The Climate and Infrastructure Committee voted Sept. 30 to approve its consent agenda and adopted two resolutions establishing 2026 special assessments on non-governmental tax-exempt parcels to fund street lighting and street maintenance.
Chair Katie Cashman moved approval of consent agenda items 4 through 8, which the committee approved by voice vote. The consent items included: a resolution for project designation and cost estimate and setting a Nov. 13, 2025 public hearing for the First Avenue South Reconstruction Project; acceptance of the 2025 Local Trail Connections Program grant for the Falwell Park portion of the Northside Greenway; approval of a concept layout for the Northside Greenway; a resolution updating uniform assessment rates for construction and resurfacing of streets and alleys; and a resolution for project designation and cost estimate and setting a Nov. 13, 2025 public hearing for the Cedar Avenue reconstruction project.
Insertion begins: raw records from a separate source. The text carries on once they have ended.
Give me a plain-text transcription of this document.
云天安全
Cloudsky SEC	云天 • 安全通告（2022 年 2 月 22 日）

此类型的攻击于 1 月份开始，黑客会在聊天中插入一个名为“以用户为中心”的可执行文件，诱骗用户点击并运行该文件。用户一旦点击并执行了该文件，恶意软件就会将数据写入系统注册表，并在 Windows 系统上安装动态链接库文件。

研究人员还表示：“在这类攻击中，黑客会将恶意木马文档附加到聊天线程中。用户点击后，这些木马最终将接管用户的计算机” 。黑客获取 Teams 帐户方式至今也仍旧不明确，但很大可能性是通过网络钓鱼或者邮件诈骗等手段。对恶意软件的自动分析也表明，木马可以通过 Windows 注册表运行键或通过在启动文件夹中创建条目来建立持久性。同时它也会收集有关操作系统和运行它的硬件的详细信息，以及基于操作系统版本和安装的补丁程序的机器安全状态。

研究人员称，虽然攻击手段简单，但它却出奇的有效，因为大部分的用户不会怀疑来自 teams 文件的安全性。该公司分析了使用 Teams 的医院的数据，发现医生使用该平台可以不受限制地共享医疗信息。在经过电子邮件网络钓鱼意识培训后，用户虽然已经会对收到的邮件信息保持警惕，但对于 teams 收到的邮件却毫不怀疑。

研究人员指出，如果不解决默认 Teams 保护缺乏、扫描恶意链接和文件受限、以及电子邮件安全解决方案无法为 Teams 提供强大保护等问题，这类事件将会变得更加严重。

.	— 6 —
The committee then held two related public hearings on proposed special assessments for non-governmental tax-exempt properties. Paul Keating, management analyst in the Transportation Engineering and Design division of Public Works, said the assessments would be collected in 2026 via the Hennepin County property tax statement and that state law permits special assessments on nongovernmental tax-exempt properties so those properties contribute to services they receive. “The rate for payable 2026 assessments is unchanged from previous year,” Keating said.
Keating provided program figures: there are 1,168 eligible non-governmental tax-exempt properties in the city; notices were mailed to 23 properties that are newly assessed or had boundary changes. For the street-lighting assessment, Keating said the median assessment is $44 per year, the average assessment is $92 per year, and the total assessment payable in 2026 is $108,503. For the street-maintenance assessment, he said the median is $219 per year, the average is $464 per year, and the total assessment payable in 2026 is $541,777.
No members of the public had signed up to speak on either assessment item. Chair Cashman closed the hearings and moved approval of both resolutions; committee members approved both measures by voice vote with no recorded roll-call tallies in the transcript. The clerk recorded the motions as carried.